Sure enough, February picked up a bit, and we made it out of the snow by doubling January earnings. Another shake up in the kitchen, outstanding service by my waitstaff, and the old-fashioned one client at a time was slowly gaining ground. Then when March hit, so did the New York Times, a favorable review from Peter Meehan, and the flood gates opened. Not only were we busy, but every other periodical jumped on the bandwagon (Zagat, Time Out NY, New York Newsday etc.). Tasca was uncovered as a fraud, and we coasted into summer, continuing the same formula, good food, good service, and comfort. Tasca imploded, as the chef was accused of mismanagement of funds, and certain staff members of sexual harassment. They eventually closed making way for Sheridan Square, which as of this posting also has since closed.

I was happy with my performance and my staff, as Ostia was finally operating like a functional business. Time to take care of myself now. I pushed for more money, and Lolo was against it. He wanted to create a tip sharing scheme with the staff. He was overruled by my other partners. So Lolo decided he was going to drive me out. He gave me mundane administrative tasks (counting forks and spoons), and insisted on a computer (a $15,000. investment that would act as a spy for him). Half the time I established a policy in the workplace he would undermine it. I just ignored him. My vision of Ostia was coming to fruition, and he still wanted to hang garlic and put salt on the tables. I was losing respect for him and he knew it. Every time he would come in to the restaurant there would be tension and friction. I just wanted him to leave. I had no problem checking in with him every day and asking for advice on matters, but the two of us in one place just didn’t work.

In many of our heated conversations, we broke our respect and ultimately our trust. We separated a s partners, and I knew that in the background opening Pata Negra was still a great possibility. Only this time I would do it alone, with no partners. Lolo said, “ If you were smart, you would keep me as a partner to ensure your success.” I told him that even if I failed, it would be better to own my business, make my own decisions and fail, rather than be told what to do by him and succeed. “You will bleed out of your ass,” he admonished. “I got a big ass,” I retorted.

June came rushing in, and without outdoor seating (we had no licence yet) I was doing killer numbers. But Lolo wanted me out. He managed to get my partners to sign an agreement giving him managerial control, and I was left unprotected. He brought forth an impossible scheme. He proposed that the waiters’ salaries would be brought down to $25. a shift. If they made over $100. in tips the house would not have to pay them. Second, I would be receiving thirty percent of their tips to supplement my base pay of $400. Third I had to be responsible for many systems he would dictate to be implemented, all of which seemed draconian to me in effect.

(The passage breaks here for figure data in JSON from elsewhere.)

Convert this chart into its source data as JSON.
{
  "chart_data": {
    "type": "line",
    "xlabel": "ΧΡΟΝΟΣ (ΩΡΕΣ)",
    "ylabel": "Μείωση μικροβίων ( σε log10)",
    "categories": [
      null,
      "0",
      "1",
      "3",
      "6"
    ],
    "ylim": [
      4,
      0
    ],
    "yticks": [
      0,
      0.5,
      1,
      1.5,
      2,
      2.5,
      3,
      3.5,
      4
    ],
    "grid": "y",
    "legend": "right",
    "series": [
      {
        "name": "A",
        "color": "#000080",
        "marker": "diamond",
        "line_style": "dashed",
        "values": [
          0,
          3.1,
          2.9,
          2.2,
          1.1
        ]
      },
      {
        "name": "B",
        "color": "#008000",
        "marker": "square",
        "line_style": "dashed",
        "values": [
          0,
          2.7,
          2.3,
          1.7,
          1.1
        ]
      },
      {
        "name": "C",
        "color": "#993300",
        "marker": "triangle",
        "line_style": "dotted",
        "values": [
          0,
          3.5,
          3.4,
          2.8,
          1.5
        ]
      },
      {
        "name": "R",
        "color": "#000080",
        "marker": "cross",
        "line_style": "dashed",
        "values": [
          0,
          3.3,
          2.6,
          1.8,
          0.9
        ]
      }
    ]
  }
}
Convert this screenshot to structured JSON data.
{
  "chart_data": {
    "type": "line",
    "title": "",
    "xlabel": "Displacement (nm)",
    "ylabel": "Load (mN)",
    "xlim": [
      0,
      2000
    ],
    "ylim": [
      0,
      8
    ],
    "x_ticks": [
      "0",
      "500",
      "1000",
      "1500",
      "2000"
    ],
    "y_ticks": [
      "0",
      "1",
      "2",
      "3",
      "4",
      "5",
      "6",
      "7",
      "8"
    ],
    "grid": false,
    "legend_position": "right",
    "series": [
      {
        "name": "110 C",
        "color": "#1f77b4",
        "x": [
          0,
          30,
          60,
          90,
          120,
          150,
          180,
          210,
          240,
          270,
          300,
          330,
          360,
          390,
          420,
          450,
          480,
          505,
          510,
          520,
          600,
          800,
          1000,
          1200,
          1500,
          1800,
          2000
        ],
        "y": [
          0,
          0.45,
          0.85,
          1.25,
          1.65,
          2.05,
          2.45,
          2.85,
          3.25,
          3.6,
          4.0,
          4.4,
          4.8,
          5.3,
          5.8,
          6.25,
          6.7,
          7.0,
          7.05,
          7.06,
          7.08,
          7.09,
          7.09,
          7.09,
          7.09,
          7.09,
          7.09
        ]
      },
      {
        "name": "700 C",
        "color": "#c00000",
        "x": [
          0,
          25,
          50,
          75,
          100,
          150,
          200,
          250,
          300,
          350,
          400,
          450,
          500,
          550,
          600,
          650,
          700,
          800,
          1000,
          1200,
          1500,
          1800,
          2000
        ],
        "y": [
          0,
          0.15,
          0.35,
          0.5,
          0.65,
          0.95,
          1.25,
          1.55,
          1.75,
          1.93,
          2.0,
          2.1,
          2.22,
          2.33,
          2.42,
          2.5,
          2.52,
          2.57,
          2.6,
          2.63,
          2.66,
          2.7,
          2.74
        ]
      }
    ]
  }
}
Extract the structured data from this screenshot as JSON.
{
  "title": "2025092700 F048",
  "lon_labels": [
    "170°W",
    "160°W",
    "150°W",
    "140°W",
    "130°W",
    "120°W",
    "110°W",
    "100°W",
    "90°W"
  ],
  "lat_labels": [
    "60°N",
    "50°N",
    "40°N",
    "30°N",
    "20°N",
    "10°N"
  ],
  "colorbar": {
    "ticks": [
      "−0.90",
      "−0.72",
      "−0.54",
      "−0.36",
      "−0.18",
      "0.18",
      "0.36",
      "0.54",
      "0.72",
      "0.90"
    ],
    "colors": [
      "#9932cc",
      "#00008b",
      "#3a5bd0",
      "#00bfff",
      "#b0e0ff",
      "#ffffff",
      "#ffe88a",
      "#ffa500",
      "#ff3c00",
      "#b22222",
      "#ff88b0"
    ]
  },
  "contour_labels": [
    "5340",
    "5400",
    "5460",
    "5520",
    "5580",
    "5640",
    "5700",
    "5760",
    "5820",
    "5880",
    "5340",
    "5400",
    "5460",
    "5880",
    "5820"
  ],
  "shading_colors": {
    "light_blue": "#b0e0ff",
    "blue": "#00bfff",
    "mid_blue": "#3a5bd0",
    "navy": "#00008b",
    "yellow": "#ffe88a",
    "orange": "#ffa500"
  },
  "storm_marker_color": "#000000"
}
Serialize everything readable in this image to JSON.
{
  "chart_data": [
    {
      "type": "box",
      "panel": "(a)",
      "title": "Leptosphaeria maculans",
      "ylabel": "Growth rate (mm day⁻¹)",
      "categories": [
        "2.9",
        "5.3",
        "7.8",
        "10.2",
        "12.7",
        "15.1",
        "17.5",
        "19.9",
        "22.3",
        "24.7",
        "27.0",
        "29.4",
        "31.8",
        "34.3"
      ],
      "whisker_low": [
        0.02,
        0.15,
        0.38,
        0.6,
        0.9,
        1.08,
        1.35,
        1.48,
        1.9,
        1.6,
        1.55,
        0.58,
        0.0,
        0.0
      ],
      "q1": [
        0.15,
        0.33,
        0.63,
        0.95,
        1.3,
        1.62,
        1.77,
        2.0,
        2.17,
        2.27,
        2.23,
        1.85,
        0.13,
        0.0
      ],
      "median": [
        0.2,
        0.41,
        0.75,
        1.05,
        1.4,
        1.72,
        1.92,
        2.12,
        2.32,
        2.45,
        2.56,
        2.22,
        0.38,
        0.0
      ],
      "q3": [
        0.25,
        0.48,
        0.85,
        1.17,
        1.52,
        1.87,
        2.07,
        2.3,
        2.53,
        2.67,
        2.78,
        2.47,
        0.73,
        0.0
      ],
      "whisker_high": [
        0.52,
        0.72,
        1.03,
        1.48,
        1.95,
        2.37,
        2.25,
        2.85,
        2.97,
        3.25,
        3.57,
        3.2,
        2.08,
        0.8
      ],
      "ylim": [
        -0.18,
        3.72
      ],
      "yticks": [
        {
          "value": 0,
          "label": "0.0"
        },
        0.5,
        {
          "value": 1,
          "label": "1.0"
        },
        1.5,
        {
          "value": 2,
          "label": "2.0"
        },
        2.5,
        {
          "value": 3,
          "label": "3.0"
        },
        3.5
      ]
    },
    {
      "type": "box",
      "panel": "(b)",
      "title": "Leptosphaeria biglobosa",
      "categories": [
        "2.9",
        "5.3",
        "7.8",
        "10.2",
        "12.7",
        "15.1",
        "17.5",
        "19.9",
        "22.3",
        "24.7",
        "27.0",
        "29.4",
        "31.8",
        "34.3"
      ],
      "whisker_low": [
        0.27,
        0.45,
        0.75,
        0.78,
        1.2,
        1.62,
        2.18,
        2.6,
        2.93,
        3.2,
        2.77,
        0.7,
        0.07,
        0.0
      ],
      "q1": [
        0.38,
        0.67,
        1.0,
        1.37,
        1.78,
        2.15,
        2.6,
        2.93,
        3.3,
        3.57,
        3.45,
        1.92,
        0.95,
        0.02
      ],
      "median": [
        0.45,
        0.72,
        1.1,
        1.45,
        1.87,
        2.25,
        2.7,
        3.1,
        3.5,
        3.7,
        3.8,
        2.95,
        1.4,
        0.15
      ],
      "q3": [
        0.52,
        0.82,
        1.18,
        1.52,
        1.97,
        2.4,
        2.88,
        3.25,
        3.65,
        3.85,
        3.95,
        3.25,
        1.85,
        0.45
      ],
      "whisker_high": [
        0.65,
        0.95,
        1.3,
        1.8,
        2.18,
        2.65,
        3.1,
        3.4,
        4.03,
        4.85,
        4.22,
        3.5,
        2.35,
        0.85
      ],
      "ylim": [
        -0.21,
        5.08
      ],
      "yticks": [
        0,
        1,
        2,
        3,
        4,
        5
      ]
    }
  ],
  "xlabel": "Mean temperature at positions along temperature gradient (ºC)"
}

So after closing on Sunday, we had our final meeting. I thanked him for all the stuff I learned and the opportunity. I went through a laundry list of all my accomplishments at Ostia, as well as a detailed list of thirty-five different press accolades, both in internet and print, topped off by NYT of course. I asked him to honor or original deal in severance, and he dance. He said he owed me nothing, and that the education he gave me was payment. I told him to be a man and tell the truth. After all, I had witnesses in the meeting when he agreed to those terms, ten percent of the business after six months. He told me I would never receive that money and that I could take him to court over his dead body. I couldn’t tell at that time, but I  got off cheap with this crook. I told him that he would lose both businesses before long. He said, “Is that a threat?” I replied, “No, just the facts.” He replied, “I sleep well at night.” I believe he does, as those without conscience sleep like babies.

I informed my partners the next morning, and focused my energy on 345 East 12th Street, the future sight of Pata Negra. I lost a friend, my baby (OSTIA), gained invaluable experience, and was left flat broke, but somehow felt a calmness over me that everything was gonna be alright.